В зале поднялся смех, шум и топот. Люди вскакивали с сидений, размахивали руками, и каждый спешил что-то громко сказать, хотя никто никого не слушал. «Почище, чем у сорок», — усмехнулся Белоусов. Он был рад, что пришел на концерт, и теперь, выходя на крыльцо, с досадой подумал о том, что слишком рано закончился вечер и надо опять возвращаться домой.
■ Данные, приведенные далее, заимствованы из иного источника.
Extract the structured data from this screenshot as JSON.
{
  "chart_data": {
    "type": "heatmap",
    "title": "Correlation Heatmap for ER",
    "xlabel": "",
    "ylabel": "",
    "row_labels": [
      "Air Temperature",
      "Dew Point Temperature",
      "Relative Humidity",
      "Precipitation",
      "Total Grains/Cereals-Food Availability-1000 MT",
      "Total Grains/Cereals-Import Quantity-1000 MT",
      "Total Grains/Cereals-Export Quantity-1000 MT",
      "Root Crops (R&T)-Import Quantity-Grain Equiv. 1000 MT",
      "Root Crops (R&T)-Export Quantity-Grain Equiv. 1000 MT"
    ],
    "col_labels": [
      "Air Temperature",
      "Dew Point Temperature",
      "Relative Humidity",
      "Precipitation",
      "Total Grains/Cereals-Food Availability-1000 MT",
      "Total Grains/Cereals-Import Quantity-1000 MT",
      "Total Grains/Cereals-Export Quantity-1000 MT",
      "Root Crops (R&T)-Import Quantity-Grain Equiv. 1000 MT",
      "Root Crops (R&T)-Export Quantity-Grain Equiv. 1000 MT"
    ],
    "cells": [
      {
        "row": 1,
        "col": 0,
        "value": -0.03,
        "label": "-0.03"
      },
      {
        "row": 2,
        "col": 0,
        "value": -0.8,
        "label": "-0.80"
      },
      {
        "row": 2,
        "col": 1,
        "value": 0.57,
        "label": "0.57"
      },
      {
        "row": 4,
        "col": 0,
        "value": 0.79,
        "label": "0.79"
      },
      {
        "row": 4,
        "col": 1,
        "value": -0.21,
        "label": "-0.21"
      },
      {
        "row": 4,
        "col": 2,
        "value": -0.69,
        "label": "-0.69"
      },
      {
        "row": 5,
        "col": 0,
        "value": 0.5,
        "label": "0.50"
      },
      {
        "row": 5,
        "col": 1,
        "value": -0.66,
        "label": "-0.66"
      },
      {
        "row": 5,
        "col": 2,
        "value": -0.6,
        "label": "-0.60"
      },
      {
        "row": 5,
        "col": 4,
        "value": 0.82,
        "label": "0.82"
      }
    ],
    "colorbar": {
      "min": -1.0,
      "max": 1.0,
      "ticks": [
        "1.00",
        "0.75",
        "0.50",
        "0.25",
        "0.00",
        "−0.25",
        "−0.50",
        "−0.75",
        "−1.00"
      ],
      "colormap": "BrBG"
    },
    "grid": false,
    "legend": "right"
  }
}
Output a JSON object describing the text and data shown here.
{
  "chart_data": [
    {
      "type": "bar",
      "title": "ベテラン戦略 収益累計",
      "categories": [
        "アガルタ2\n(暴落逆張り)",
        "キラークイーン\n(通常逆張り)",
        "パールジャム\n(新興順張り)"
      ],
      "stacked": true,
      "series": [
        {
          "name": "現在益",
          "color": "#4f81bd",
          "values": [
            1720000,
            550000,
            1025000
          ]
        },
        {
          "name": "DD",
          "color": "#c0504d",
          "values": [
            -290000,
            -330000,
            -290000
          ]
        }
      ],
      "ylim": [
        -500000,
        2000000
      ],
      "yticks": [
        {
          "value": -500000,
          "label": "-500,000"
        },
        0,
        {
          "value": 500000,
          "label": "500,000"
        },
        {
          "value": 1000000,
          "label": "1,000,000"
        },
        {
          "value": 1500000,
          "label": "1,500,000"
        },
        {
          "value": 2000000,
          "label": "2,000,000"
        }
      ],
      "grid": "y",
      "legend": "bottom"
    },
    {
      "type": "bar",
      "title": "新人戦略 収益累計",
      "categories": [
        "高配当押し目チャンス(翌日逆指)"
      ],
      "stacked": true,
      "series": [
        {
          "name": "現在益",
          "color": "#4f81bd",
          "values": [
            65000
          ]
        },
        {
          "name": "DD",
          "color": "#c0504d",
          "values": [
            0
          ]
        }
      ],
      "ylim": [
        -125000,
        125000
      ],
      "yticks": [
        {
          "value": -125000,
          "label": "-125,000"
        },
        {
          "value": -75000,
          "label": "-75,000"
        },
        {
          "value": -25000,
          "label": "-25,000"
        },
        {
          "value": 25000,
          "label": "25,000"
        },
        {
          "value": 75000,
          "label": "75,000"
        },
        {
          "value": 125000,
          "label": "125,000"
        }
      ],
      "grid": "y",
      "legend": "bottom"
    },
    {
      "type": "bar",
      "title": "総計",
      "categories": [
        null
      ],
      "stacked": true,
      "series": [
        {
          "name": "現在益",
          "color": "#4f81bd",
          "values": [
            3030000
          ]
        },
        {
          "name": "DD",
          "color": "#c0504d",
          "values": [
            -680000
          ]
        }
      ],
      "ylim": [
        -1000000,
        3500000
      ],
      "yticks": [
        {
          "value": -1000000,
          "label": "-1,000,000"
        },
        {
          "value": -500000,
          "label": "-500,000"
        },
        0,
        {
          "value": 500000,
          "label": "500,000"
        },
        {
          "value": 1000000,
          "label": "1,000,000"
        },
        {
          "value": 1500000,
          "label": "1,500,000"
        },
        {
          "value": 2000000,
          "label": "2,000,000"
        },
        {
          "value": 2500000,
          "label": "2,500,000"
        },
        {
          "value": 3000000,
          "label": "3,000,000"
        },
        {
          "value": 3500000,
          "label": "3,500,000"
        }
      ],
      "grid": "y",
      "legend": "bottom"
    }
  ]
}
В сумерках улицы смутно виднелись длинные избы, напоминая плывущие по ночной реке молчаливые баржи. Деревья были черны, и каждый лист чутко прислушивался к шагам, глухо шуршавшим в мягких муравах. Над Сорочьим Полем смыкалась ночь, ведя за собой стаи звезд, половинку луны и влажные запахи ближнего луга. Веяло запахами полей… Белоусов вдыхал их и чувствовал, как его начинает что-то опять беспокоить. Нечто подобное он испытывал вчера, и третьего дня, и на прошлой неделе. В затайках души он ощущал кого-то уютного, тихого, кто, казалось, в нем жил с давних пор, не желая с ним расставаться. «Отец или дедко сказывается во мне!» — подумал Василий Михайлович и сильно-сильно заволновался, словно что-то хотел понять. «А может, прадедко? — пробовал он разобраться. — Неужто оттуда, из нежилого, где давно никого не осталось? Отец… Дедко… Прадедко… Ровно они никогда и не помирали, а живут себе и живут, и не будет им смерти, покуда наш род не уйдет в земельку. А с чего уйти-то он должен? Ведь и я отросточек оставил. Худ ли мой сын Алексей! Правда, он в городе. Уехал… А в общем-то парня судить за что? Не за что вовсе. Лишь бы он оставался живой да нашу фамилию продолжал. Ведь и в нем когда-нибудь скажется кровь отцова…»

8

Пахнет плодами земли: картошкой в полях, рябиной на ветках, пахнет грибами и рыхлыми копнами хлебной соломы. Куда ни посмотришь — всюду золотистые сапоги уходящего полесным косогором погожего бабьего лета. Солнце греет ласково и уютно. Чисты и торжественны дали. Громче всех в эти дни мальчишечьи голоса. Рады ребята бруснике в корытах, принесенным из лесу грибам, обозам машин с намолоченным хлебом и, конечно, прохладным осенним листьям, что летят и летят с ослабевших веток берез.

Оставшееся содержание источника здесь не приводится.